Tight, dark jeans, tucked into a pair of black boots, showing off the line of her thighs, the swell of her ass, the curve of her hip, in a way that made his tongue stick to the roof of his mouth. A black blouse, silky and loose, cut low, too low, over her breasts, showing off more of her cleavage than he'd ever seen in his life - with the exception of that night when he'd been undercover and she'd come prancing out of the bathroom in just her bra and he'd damn near swallowed his tongue - a golden necklace with a sparkling pendant hanging low, nestled right in the soft crevice between her tits, drawing the eye there. Her dark hair loose, hanging in soft waves around her face, framing it so well he couldn't help but stare. She looked good, like this. She looked confident, and a little hard, and sexy as hell, and it took him a second to remember what he was doing there, standing on that sidewalk. Just a second, though, because then her dark eyes caught his, and she raised her eyebrow at him, and he was moving at once, reminded of their purpose in that place.

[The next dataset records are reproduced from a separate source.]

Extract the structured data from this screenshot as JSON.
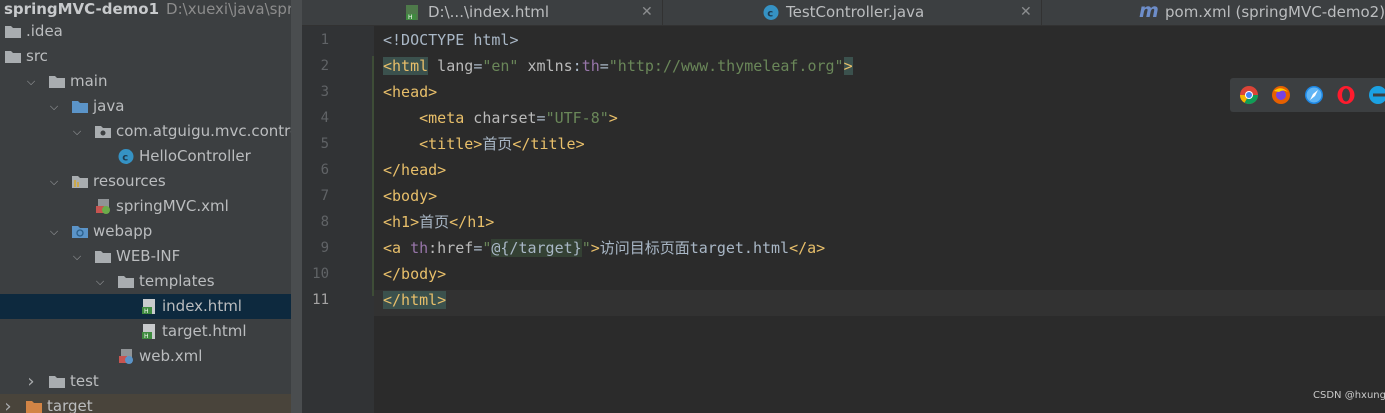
{
  "project": {
    "name": "springMVC-demo1",
    "path": "D:\\xuexi\\java\\springM"
  },
  "tree": [
    {
      "label": ".idea",
      "icon": "folder-icon",
      "expanded": null
    },
    {
      "label": "src",
      "icon": "folder-icon",
      "expanded": null
    },
    {
      "label": "main",
      "icon": "folder-icon",
      "expanded": true
    },
    {
      "label": "java",
      "icon": "source-folder-icon",
      "expanded": true
    },
    {
      "label": "com.atguigu.mvc.controller",
      "icon": "package-icon",
      "expanded": true
    },
    {
      "label": "HelloController",
      "icon": "class-icon",
      "expanded": null
    },
    {
      "label": "resources",
      "icon": "resources-folder-icon",
      "expanded": true
    },
    {
      "label": "springMVC.xml",
      "icon": "spring-xml-icon",
      "expanded": null
    },
    {
      "label": "webapp",
      "icon": "web-folder-icon",
      "expanded": true
    },
    {
      "label": "WEB-INF",
      "icon": "folder-icon",
      "expanded": true
    },
    {
      "label": "templates",
      "icon": "folder-icon",
      "expanded": true
    },
    {
      "label": "index.html",
      "icon": "html-file-icon",
      "expanded": null,
      "selected": true
    },
    {
      "label": "target.html",
      "icon": "html-file-icon",
      "expanded": null
    },
    {
      "label": "web.xml",
      "icon": "web-xml-icon",
      "expanded": null
    },
    {
      "label": "test",
      "icon": "folder-icon",
      "expanded": false
    },
    {
      "label": "target",
      "icon": "excluded-folder-icon",
      "expanded": false
    }
  ],
  "tabs": [
    {
      "label": "D:\\...\\index.html",
      "icon": "html-file-icon",
      "active": true
    },
    {
      "label": "TestController.java",
      "icon": "class-icon",
      "active": false
    },
    {
      "label": "pom.xml (springMVC-demo2)",
      "icon": "maven-icon",
      "active": false
    }
  ],
  "editor": {
    "line_numbers": [
      "1",
      "2",
      "3",
      "4",
      "5",
      "6",
      "7",
      "8",
      "9",
      "10",
      "11"
    ],
    "current_line": "11",
    "lines": [
      [
        {
          "t": "<!DOCTYPE ",
          "c": "tx"
        },
        {
          "t": "html",
          "c": "tx"
        },
        {
          "t": ">",
          "c": "tx"
        }
      ],
      [
        {
          "t": "<html",
          "c": "tg"
        },
        {
          "t": " lang",
          "c": "at"
        },
        {
          "t": "=",
          "c": "tx"
        },
        {
          "t": "\"en\"",
          "c": "st"
        },
        {
          "t": " xmlns",
          "c": "at"
        },
        {
          "t": ":",
          "c": "tx"
        },
        {
          "t": "th",
          "c": "ns"
        },
        {
          "t": "=",
          "c": "tx"
        },
        {
          "t": "\"http://www.thymeleaf.org\"",
          "c": "st"
        },
        {
          "t": ">",
          "c": "tg"
        }
      ],
      [
        {
          "t": "<head>",
          "c": "tg"
        }
      ],
      [
        {
          "t": "    ",
          "c": "tx"
        },
        {
          "t": "<meta",
          "c": "tg"
        },
        {
          "t": " charset",
          "c": "at"
        },
        {
          "t": "=",
          "c": "tx"
        },
        {
          "t": "\"UTF-8\"",
          "c": "st"
        },
        {
          "t": ">",
          "c": "tg"
        }
      ],
      [
        {
          "t": "    ",
          "c": "tx"
        },
        {
          "t": "<title>",
          "c": "tg"
        },
        {
          "t": "首页",
          "c": "tx"
        },
        {
          "t": "</title>",
          "c": "tg"
        }
      ],
      [
        {
          "t": "</head>",
          "c": "tg"
        }
      ],
      [
        {
          "t": "<body>",
          "c": "tg"
        }
      ],
      [
        {
          "t": "<h1>",
          "c": "tg"
        },
        {
          "t": "首页",
          "c": "tx"
        },
        {
          "t": "</h1>",
          "c": "tg"
        }
      ],
      [
        {
          "t": "<a",
          "c": "tg"
        },
        {
          "t": " th",
          "c": "ns"
        },
        {
          "t": ":href",
          "c": "at"
        },
        {
          "t": "=",
          "c": "tx"
        },
        {
          "t": "\"",
          "c": "st"
        },
        {
          "t": "@{/target}",
          "c": "ex"
        },
        {
          "t": "\"",
          "c": "st"
        },
        {
          "t": ">",
          "c": "tg"
        },
        {
          "t": "访问目标页面target.html",
          "c": "tx"
        },
        {
          "t": "</a>",
          "c": "tg"
        }
      ],
      [
        {
          "t": "</body>",
          "c": "tg"
        }
      ],
      [
        {
          "t": "</html>",
          "c": "tg"
        }
      ]
    ]
  },
  "browsers": [
    "chrome-icon",
    "firefox-icon",
    "safari-icon",
    "opera-icon",
    "edge-icon"
  ],
  "watermark": "CSDN @hxung"
}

"There's my girl," he said, stepping up to meet her. He slid one arm low around her waist, drew her in close and leaned in to press his lips to hers, but she turned her head, let his mouth settle on her cheek, the perfect picture of a resentful former lover, willing to meet him but not willing to give him all of herself. It came to her too easy, and he tried not to let that get to him, tried not to think about how he'd wronged her, again. They had a job to do, tonight. The rest could wait.

"You gonna introduce me to your friend?" she asked him, and he swung around to her side, kept his arm around her, his hand curled around her hip. Maybe that would look possessive, to Kosta. It was only desperation, though; he was drowning, and he needed something to hold on to, and there was nothing in his world steadier than her.

"I'm Joe," Kosta introduced himself glibly, holding out his hand to her. "I wanted to meet this woman Eddie's been telling me so much about."

Thank God for that, Elliot thought, because now Liv would know what to call him, and that made one less thing for him to have to worry about.

"You been talking about me, Eddie?" she said to him coolly. She wanted to know. How much he'd told them, how much backstory he'd already built, what part she was gonna have to play.

"Only good things," he said. "Joe, this is Lorraine," Elliot continued, supplying a name for Liv before Kosta had the chance to ask. "My wife."

"Ex-wife," she corrected him, and he couldn't help but grin. She'd known. Somehow, she'd known already exactly how he wanted to play this. She always knew; one look, and she knew, and she was always perfect, and Jesus, he didn't deserve her.

"Come inside, Lorraine. Let's have a drink and get to know each other better, yeah?" Kosta gestured towards the bar, and Liv smiled, and Elliot tried to remind himself to breathe as they all went in together.